When I saw Smith in high school he was a hard playing and really athletic guy playing mostly on the interior at 6-foot-4. I don’t think there was any way to see he was going to be a one-and-done. Culver, on the other hand, was in the Rivals150 for a while and was a guy that we really liked. However, we let a few off performances discourage us. Took him out of the rankings and ended up with egg on our face when he ended up a top-10 draft pick after just two years of college.
Bossi’s take: On one hand, Anunoby didn’t play a ton before his senior year due to injury. On the other hand, I saw plenty of him as a high schooler and even saw him near the very end of his senior year when he came to play in Kansas City where I live. He had a rough game against a Kansas City (Mo.) Rockhurst team with no real talent to speak of. I loved his size, I loved his athleticism and I had heard about all the big games he had been having. However, each time I saw him he had poor outings and I just couldn’t justify ranking him because I never saw him play well in person. It happens.

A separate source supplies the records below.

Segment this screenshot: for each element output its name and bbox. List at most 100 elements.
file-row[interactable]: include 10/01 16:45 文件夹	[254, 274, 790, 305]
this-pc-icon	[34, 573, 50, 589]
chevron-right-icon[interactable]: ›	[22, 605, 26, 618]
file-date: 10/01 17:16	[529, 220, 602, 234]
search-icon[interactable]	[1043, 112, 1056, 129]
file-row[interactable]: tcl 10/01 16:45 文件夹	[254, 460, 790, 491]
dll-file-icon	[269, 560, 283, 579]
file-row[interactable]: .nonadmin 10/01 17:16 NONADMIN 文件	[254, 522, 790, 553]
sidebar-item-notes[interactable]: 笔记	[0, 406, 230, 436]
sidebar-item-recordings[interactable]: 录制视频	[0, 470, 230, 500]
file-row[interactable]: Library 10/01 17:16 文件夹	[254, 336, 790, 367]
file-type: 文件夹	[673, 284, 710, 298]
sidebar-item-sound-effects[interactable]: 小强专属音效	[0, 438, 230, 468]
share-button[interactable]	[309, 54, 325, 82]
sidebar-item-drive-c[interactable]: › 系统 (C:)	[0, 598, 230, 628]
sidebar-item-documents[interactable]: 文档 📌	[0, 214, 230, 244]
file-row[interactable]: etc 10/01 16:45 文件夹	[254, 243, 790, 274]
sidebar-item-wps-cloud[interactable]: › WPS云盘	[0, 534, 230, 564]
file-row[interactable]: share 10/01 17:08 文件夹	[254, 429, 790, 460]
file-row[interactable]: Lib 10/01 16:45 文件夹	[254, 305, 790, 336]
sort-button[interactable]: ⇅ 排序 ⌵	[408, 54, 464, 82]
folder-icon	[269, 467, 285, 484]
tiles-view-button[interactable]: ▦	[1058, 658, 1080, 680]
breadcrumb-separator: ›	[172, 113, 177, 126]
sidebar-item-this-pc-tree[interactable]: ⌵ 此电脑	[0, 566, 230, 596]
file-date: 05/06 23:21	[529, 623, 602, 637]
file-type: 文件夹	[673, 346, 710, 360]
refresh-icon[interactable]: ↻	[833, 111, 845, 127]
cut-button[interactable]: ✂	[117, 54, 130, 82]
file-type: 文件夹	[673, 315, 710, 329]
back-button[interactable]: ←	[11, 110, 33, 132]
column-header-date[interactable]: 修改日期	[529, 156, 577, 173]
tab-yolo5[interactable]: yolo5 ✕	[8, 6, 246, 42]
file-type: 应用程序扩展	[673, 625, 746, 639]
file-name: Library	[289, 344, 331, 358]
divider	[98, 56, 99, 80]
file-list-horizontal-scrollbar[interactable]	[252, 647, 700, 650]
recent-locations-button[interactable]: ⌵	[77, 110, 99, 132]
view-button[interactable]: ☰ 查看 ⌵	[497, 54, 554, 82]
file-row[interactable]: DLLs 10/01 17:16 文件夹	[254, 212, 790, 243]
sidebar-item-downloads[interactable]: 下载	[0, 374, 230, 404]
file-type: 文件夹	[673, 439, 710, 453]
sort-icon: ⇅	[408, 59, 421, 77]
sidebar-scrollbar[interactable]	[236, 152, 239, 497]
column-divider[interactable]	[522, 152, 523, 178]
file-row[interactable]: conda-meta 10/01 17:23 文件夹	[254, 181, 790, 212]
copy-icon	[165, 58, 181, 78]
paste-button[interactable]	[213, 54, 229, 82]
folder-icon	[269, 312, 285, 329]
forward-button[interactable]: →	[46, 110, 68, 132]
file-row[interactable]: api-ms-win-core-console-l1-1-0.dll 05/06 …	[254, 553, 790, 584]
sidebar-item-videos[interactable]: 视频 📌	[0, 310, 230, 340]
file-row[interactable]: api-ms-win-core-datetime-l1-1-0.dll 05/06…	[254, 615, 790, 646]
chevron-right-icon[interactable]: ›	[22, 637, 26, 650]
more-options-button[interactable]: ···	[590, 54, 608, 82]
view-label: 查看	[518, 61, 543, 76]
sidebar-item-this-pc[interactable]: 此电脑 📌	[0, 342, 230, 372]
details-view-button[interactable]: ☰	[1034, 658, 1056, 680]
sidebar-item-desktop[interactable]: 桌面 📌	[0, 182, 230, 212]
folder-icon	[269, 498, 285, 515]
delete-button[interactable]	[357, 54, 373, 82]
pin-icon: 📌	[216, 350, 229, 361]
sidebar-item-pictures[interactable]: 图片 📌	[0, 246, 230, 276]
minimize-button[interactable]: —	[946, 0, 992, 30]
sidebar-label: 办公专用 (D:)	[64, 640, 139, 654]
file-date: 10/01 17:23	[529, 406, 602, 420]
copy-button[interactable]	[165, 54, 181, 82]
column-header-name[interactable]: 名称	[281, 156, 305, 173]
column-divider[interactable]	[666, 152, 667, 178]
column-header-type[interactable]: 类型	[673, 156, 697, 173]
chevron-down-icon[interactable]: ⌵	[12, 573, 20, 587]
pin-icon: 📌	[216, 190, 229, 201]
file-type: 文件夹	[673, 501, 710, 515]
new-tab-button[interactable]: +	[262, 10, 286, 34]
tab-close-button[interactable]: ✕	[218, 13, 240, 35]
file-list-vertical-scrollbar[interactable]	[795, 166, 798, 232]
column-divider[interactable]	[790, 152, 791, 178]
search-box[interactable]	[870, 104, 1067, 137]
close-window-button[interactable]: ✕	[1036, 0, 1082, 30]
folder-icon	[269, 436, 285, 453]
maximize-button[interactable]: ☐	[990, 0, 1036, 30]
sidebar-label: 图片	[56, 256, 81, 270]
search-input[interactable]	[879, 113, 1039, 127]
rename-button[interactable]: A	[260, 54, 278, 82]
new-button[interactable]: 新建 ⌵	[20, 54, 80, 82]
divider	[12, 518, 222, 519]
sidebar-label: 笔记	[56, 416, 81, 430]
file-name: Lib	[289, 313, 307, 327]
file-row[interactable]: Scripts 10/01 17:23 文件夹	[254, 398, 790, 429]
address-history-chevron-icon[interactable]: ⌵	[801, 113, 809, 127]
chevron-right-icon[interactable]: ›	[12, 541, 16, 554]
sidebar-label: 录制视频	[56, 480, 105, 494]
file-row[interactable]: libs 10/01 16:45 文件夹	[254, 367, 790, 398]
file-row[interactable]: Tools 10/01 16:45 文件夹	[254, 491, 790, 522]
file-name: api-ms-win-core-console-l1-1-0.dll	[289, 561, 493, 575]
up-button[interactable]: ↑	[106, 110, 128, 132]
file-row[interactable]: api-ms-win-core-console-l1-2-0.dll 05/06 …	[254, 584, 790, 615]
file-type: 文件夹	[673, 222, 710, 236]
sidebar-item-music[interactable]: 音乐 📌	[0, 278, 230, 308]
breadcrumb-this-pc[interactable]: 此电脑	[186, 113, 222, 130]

Bossi’s take: We got roasted for our low ranking of Burke when we did it and in retrospect it was well deserved. Heck, I even thought that we had done him a favor by even keeping him in the Rivals150. I just wasn’t at all sold on him being a Big Ten guard. Turns out I was way off on that one because just two years later he was the Big Ten and National Player of the Year before getting taken No. 9 overall in the 2013 NBA Draft.